Comemorar aniversários é contabilizar experiências, é relembrar episódios dessa grande aventura que é viver. Não importa se são episódios de uma aventura pessoal ou coletiva, como é o caso de uma cidade que faz aniversário, porque ao celebrar a data de sua fundação, ela celebra o viver de todas as pessoas que nela nasceram, cresceram ou que nela se abrigaram vindas de diferentes lugares. Assim acontece também com a cidade de Tubarão, que em 27 de maio de 2017 comemora 147 anos de muitas histórias somadas, de tantas vidas irmanadas pelos mesmos sonhos e conquistas: entre essas realizações está a Unisul.

Sabemos que ao divulgar nossa própria história é natural idealizarmos os fatos, mas algumas vezes acontece de ser verdadeira a valorosa história que se conta. Portanto, orgulhosamente dizemos que a Unisul germinou, por assim dizer, às margens de um rio que, por sua vez, fundou uma cidade. O nome do rio, Tubarão, do termo guarani tuba-nharô, “pai feroz”, diz respeito tanto ao temido cacique que habitava essas terras, quanto à fúria devastadora das enchentes periódicas desse grande provedor da vida na região. Vida em movimento, como um rio pré-socrático, cujas águas em constante mudança jamais lhe permitem ser o mesmo rio. Permanente é somente a mudança. A enchente de 1974 mostrou do que é capaz o rio, mas deixou igualmente claro do que é capaz o povo que habita suas margens e que se expandiu para além de seu curso. Desse povo tem ficado a história de uma cidade escrita com coragem, fé e resiliência; escrita no movimento das mutáveis águas do seu rio e fixada nos firmes trilhos da estrada de ferro que lhe deu contornos e novos horizontes, “mesmo com algumas contradições” – segundo palavras do historiador oficial da cidade, Amadio Vettoretti.

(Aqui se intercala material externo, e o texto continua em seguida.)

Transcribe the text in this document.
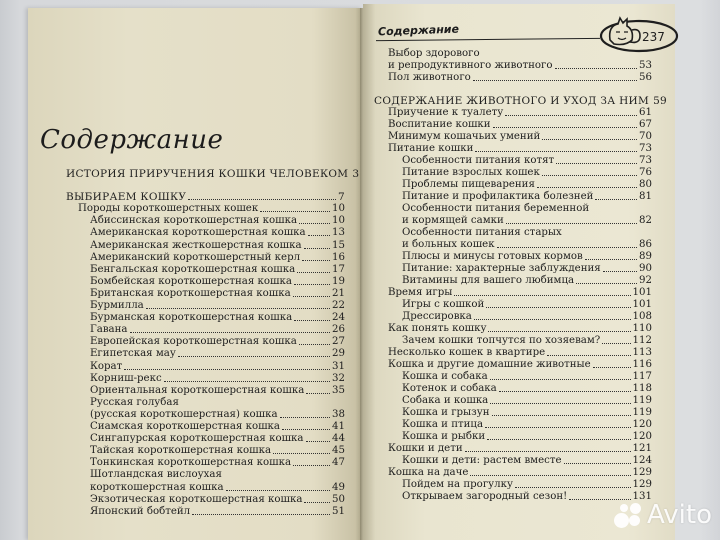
Содержание
ИСТОРИЯ ПРИРУЧЕНИЯ КОШКИ ЧЕЛОВЕКОМ 3
ВЫБИРАЕМ КОШКУ	7
Породы короткошерстных кошек	10
Абиссинская короткошерстная кошка	10
Американская короткошерстная кошка	13
Американская жесткошерстная кошка	15
Американский короткошерстный керл	16
Бенгальская короткошерстная кошка	17
Бомбейская короткошерстная кошка	19
Британская короткошерстная кошка	21
Бурмилла	22
Бурманская короткошерстная кошка	24
Гавана	26
Европейская короткошерстная кошка	27
Египетская мау	29
Корат	31
Корниш-рекс	32
Ориентальная короткошерстная кошка	35
Русская голубая
(русская короткошерстная) кошка	38
Сиамская короткошерстная кошка	41
Сингапурская короткошерстная кошка	44
Тайская короткошерстная кошка	45
Тонкинская короткошерстная кошка	47
Шотландская вислоухая
короткошерстная кошка	49
Экзотическая короткошерстная кошка	50
Японский бобтейл	51
Содержание	237
Выбор здорового
и репродуктивного животного	53
Пол животного	56
СОДЕРЖАНИЕ ЖИВОТНОГО И УХОД ЗА НИМ 59
Приучение к туалету	61
Воспитание кошки	67
Минимум кошачьих умений	70
Питание кошки	73
Особенности питания котят	73
Питание взрослых кошек	76
Проблемы пищеварения	80
Питание и профилактика болезней	81
Особенности питания беременной
и кормящей самки	82
Особенности питания старых
и больных кошек	86
Плюсы и минусы готовых кормов	89
Питание: характерные заблуждения	90
Витамины для вашего любимца	92
Время игры	101
Игры с кошкой	101
Дрессировка	108
Как понять кошку	110
Зачем кошки топчутся по хозяевам?	112
Несколько кошек в квартире	113
Кошка и другие домашние животные	116
Кошка и собака	117
Котенок и собака	118
Собака и кошка	119
Кошка и грызун	119
Кошка и птица	120
Кошка и рыбки	120
Кошки и дети	121
Кошки и дети: растем вместе	124
Кошка на даче	129
Пойдем на прогулку	129
Открываем загородный сезон!	131
Avito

Pode-se dizer que a história de Tubarão é feita dessa necessidade que tem sua gente de abrir caminhos e ir adiante. Não é casual, portanto, a determinação da Unisul para criar novas oportunidades e abrir novos rumos. Somos todos, afinal, descendentes dessa fé inabalável dos açorianos; nossa força está na persistência dos alemães, dos poloneses; na bravura do índio, na nobreza do negro, na engenhosidade dos japoneses; veio impressa no sangue desbravador dos italianos. Os colonos deram a força dos seus braços para abrir os caminhos de um sonho que era coletivo e essa estrada não somente definiu como estendeu os horizontes de cada um. Eram trabalhadores que mal sabiam assinar o nome, porque ao contrário da vida, que dera a eles lições de generosidade e sobrevivência, a escola disponível na época era restrita demais para abrigá-los e por isso aprenderam por instinto, na prática.

Foram seus herdeiros que anos mais tarde fundaram o Colégio Dehon e vinte anos depois, em nova mobilização coletiva, lançaram os fundamentos desta Universidade. Sabiam o quanto é importante somar sua sabedoria empírica ao conhecimento científico alcançado pelo estudo.

Assim, a Unisul não pode comemorar os 147 anos de Tubarão de outra forma que não seja celebrando ao mesmo tempo mais de meio século de parceria com sua gente que dá vida à cidade, responsável por fazê-la figurar entre os melhores PIBs do Estado, como também empresta sua pujança na composição das forças que levam esta Universidade sempre adiante.

Parabéns, cidade de Tubarão, que neste sábado registra 147 páginas de uma venturosa história escrita por cada um de seus habitantes!